Acoustic alarms are provided when the set dose is exceeded. In addition, there is an acoustic alarm for emptied syringe. 2í3518í4r Cü 10 The alarm can be mounted on the unit or optionally as a remote alarm.

The piston of the syringe can be moved quickly forwards and backwards with the help of special control buttons.

The unit can be set with a time lock against too frequent doses, adjustable to 0 - 99 minutes and connected so that this lock only affects the first type of rapid injection dose but not the slow type of infusion dose.

An optical signal can be arranged on the unit and any remote alarm, which signal indicates when the dose has been taken and when the unit can deliver injection again.

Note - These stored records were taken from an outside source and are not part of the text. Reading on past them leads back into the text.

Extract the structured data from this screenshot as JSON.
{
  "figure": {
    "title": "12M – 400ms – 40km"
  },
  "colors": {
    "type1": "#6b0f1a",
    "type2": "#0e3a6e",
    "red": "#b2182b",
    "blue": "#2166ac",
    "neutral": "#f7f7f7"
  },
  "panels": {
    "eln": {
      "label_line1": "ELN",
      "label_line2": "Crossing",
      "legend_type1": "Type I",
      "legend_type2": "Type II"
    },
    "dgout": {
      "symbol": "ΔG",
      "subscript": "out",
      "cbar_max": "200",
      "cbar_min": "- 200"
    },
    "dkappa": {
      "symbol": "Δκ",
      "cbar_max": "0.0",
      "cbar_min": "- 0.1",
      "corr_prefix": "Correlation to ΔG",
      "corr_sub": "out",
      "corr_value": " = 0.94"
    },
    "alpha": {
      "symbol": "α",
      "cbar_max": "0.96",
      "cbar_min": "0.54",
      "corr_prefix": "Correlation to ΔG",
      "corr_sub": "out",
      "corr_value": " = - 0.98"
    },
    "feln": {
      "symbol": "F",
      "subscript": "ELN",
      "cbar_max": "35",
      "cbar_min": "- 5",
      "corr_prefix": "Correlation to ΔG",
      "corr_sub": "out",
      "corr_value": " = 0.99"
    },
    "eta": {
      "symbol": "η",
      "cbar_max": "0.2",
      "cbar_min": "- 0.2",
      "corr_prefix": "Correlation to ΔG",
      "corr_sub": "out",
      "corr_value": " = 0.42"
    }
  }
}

The printer unit built into the unit registers, for example, each given dose, indicating the time and size of the dose. The printer can also provide explanatory printing in the event of a malfunction alarm and specify the program contents for each new programming. The unit according to the invention is very flexible and enables treatment with a number of different pharmacies according to the most modern pharmacokinetic principles and can be made to work both independently and on command from, for example, the patient himself. The unit should be especially useful for intensive care units in hospitals. However, it should also be useful in adult medical and pediatric wards for the treatment of asthma, cardiac arrhythmias, diabetic coma with several acute medical conditions.

Claims (2)

3205181-4 11 PATENT REQUIREMENTS 1. Programmable injection and infusion set, comprising a motor syringe (2) connected to an injection needle, a microprocessor (CPU) for controlling the administration of drugs, a program memory (ROM) for storing the program from which the microprocessor (CPU) retrieves its instructions as well as a parameter memory (RAM) for storing parameters, characterized by a keyboard (TG) and a display (D) for entering the parameters in the parameter memory and displaying the necessary information, the keyboard comprising a key (MODE SEL) by means of which two different program sections (volumetric, interactive) in the program memory (ROM) can be selected and a key (ENTER / SHOW) which has the function of storing entered parameters in the parameter memory and on the one hand the function is that when pressed Show values stored in the parameter memory on the display (DL A unit according to claim 1, characterized by a handle (H) with a push button, with which the patient can interactively influence the administration of the drug himself.